Cena ganhou um papel dependente de seu físico avantajado e da aparência sisuda que naturalmente carrega, mas em alguns momentos são perceptíveis características que poderiam credenciá-lo a virar figurinha fácil em romances água-com-açúcar, mas fica evidente que necessita de auxílio e treino para desbloquear seu potencial por completo. Claro que há um interesse romântico para seu personagem, a pesquisadora Amy Hicks (Judy Greer), mas o roteiro é preguiçoso até para criar algum tipo de atrito entre eles, o envolvimento é ligeiro e previsível. Ao se aproximar do bombeiro, sensibilizada por ele se dedicar a cuidar de crianças desamparadas, tal figura feminina poderia facilmente assumir um lugar maternal no enredo, mas fica como coadjuvante numa trama que faz de tudo para aflorar o lado mais sensível de machões. Até os colegas de Carson ganham mais importância, afinal compartilham a guarda temporária dos menores, mas todos em cena sofrem com os mesmos males: o excesso de piadas com escatologia. De qualquer forma, o elenco transmite harmonia e entusiasmo e chega ao ápice do entrosamento quando decidem fazer uma festa de aniversário para Zoey, um momento para lá de lúdico, emotivo e até nostálgico.

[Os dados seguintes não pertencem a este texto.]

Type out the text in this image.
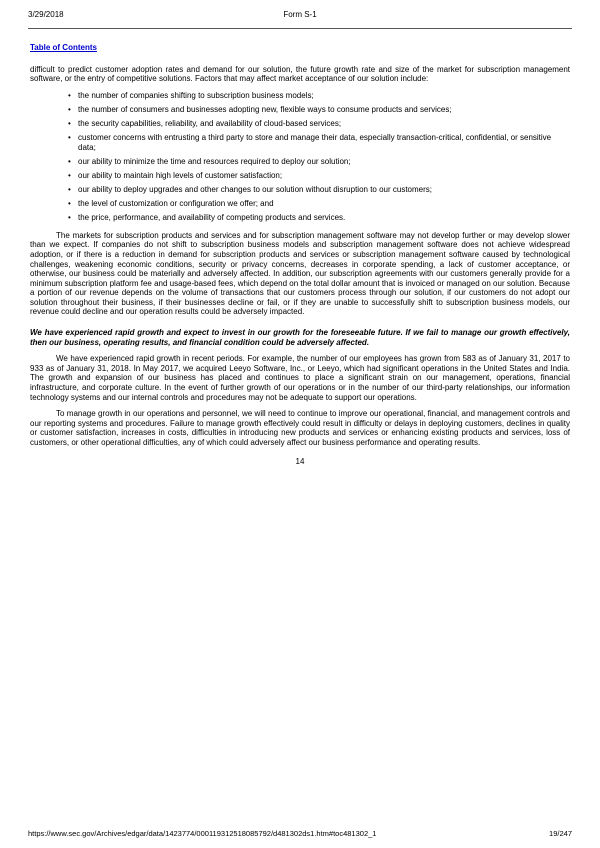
3/29/2018	Form S-1
Table of Contents

difficult to predict customer adoption rates and demand for our solution, the future growth rate and size of the market for subscription management software, or the entry of competitive solutions. Factors that may affect market acceptance of our solution include:

• the number of companies shifting to subscription business models;
• the number of consumers and businesses adopting new, flexible ways to consume products and services;
• the security capabilities, reliability, and availability of cloud-based services;
• customer concerns with entrusting a third party to store and manage their data, especially transaction-critical, confidential, or sensitive data;
• our ability to minimize the time and resources required to deploy our solution;
• our ability to maintain high levels of customer satisfaction;
• our ability to deploy upgrades and other changes to our solution without disruption to our customers;
• the level of customization or configuration we offer; and
• the price, performance, and availability of competing products and services.

The markets for subscription products and services and for subscription management software may not develop further or may develop slower than we expect. If companies do not shift to subscription business models and subscription management software does not achieve widespread adoption, or if there is a reduction in demand for subscription products and services or subscription management software caused by technological challenges, weakening economic conditions, security or privacy concerns, decreases in corporate spending, a lack of customer acceptance, or otherwise, our business could be materially and adversely affected. In addition, our subscription agreements with our customers generally provide for a minimum subscription platform fee and usage-based fees, which depend on the total dollar amount that is invoiced or managed on our solution. Because a portion of our revenue depends on the volume of transactions that our customers process through our solution, if our customers do not adopt our solution throughout their business, if their businesses decline or fail, or if they are unable to successfully shift to subscription business models, our revenue could decline and our operation results could be adversely impacted.

We have experienced rapid growth and expect to invest in our growth for the foreseeable future. If we fail to manage our growth effectively, then our business, operating results, and financial condition could be adversely affected.

We have experienced rapid growth in recent periods. For example, the number of our employees has grown from 583 as of January 31, 2017 to 933 as of January 31, 2018. In May 2017, we acquired Leeyo Software, Inc., or Leeyo, which had significant operations in the United States and India. The growth and expansion of our business has placed and continues to place a significant strain on our management, operations, financial infrastructure, and corporate culture. In the event of further growth of our operations or in the number of our third-party relationships, our information technology systems and our internal controls and procedures may not be adequate to support our operations.

To manage growth in our operations and personnel, we will need to continue to improve our operational, financial, and management controls and our reporting systems and procedures. Failure to manage growth effectively could result in difficulty or delays in deploying customers, declines in quality or customer satisfaction, increases in costs, difficulties in introducing new products and services or enhancing existing products and services, loss of customers, or other operational difficulties, any of which could adversely affect our business performance and operating results.

14
https://www.sec.gov/Archives/edgar/data/1423774/000119312518085792/d481302ds1.htm#toc481302_1	19/247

Não é exagero dizer que Brincando com Fogo é uma mescla de Um Tira no Jardim de Infância e Esqueceram de Mim, embora sem o gás para vir a se tornar um clássico como os filmes que referencia. Do primeiro, o roteiro herda a temática do adulto bruto e sisudo que é desarmado pouco a pouco pelo convívio forçado com a inocência que achava que não voltaria a reencontrar, ao passo que do segundo título vem a inspiração para humor físico e situações constrangedoras, como quedas e escorregões. Com semelhanças ainda mais evidentes, também não se pode negar que o longa de Fickman dialoga diretamente com a temática de Operação Babá, mais uma produção com um protagonista linha dura e enérgico que encara a missão de cuidar de crianças como uma obrigação inerente a sua profissão, mas uma experiência que acaba trazendo um ganho e tanto para sua vida pessoal. Projetos do tipo sempre são bem-vindos, principalmente pelas mensagens edificantes que deixam, e tem seu público cativo, não necessariamente infantil, mas também adultos resgando a inocência que julgavam perdida. Resta saber quais serão os próximos astros de ação recrutados para estrelar produções do tipo.